Discontinued calendar software

Mozilla Sunbird is a discontinued free and open-source, cross-platform calendar application that was developed by the Mozilla Foundation, Sun Microsystems and many volunteers. Mozilla Sunbird was described as "a cross platform standalone calendar application based on Mozilla's XUL user interface language". Announced in July 2003, Sunbird was a standalone version of the Mozilla Calendar Project. The first version released was in 2005, and subsequent releases added better support for handling invitations from Microsoft Outlook users, as well as connectivity with Google Calendar.

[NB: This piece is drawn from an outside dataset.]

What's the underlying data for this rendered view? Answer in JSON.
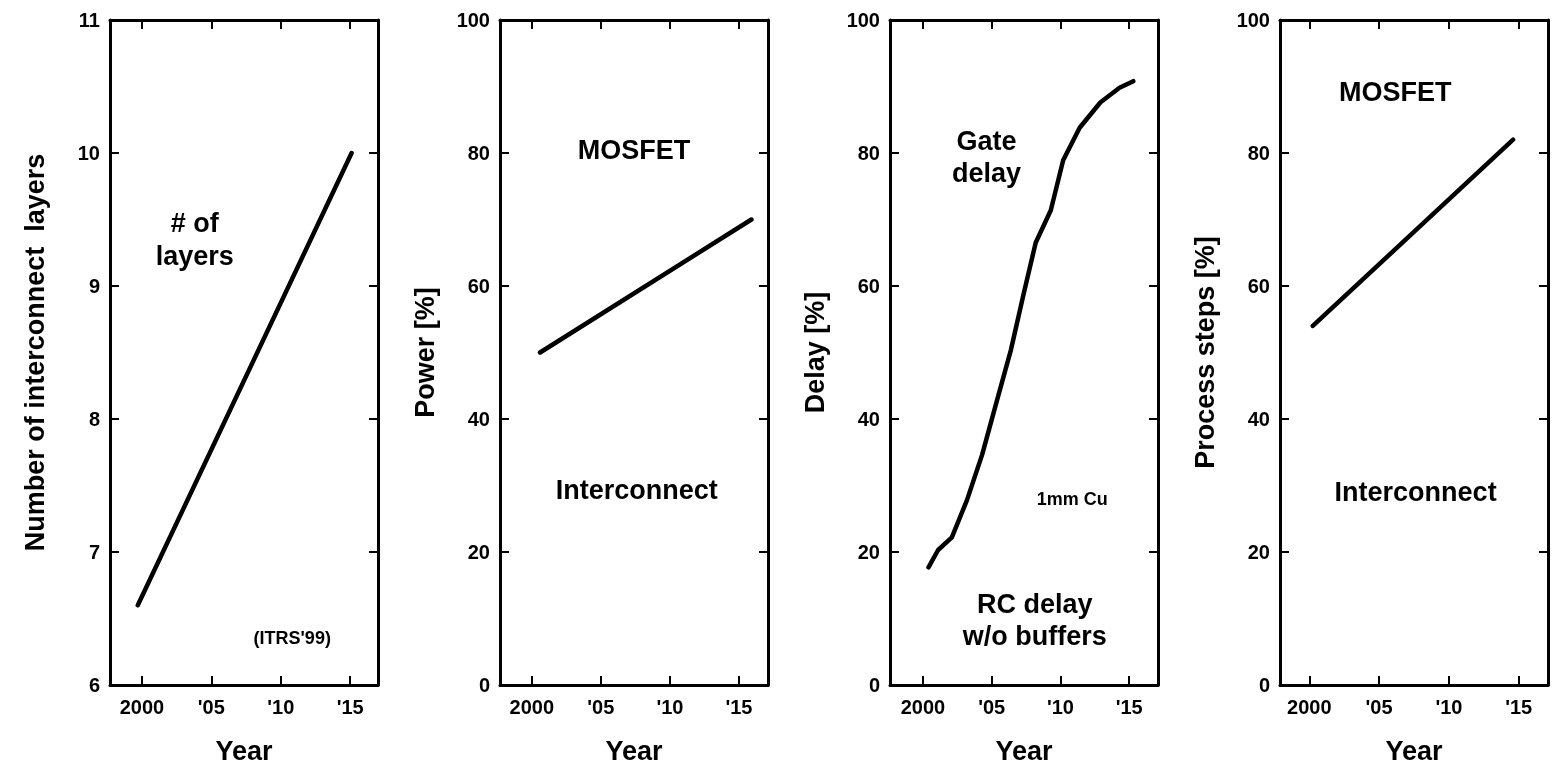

It was developed as a standalone version of the Lightning calendar and scheduling extension for the Mozilla Thunderbird and SeaMonkey mail clients. Development of Sunbird was ended with release 1.0 beta 1 to focus on development of Mozilla Lightning. The latest development version of Sunbird remains 1.0b1 from January 2010, and no later version has been announced. Unlike Lightning, Sunbird no longer receives updates to its time zone database.

==Sun contributions==
Sun Microsystems contributed significantly to the Lightning extension project to provide users with a free and open-source alternative to Microsoft Office by combining OpenOffice.org and Thunderbird/Lightning. Sun's key focus areas in addition to general bug fixing were calendar views, team/collaboration features and support for the Sun Java System Calendar Server. Since both projects share the same code base, any contribution to one is a direct contribution to the other.

==Trademark issues and Iceowl==

Although it is released under a MPL, MPL/GPL/LGPL tri-license, there are trademark restrictions in place on Mozilla Sunbird which prevent the distribution of modified versions with the Mozilla branding.

As a result, the Debian project created Iceowl, a virtually identical version without the branding restrictions.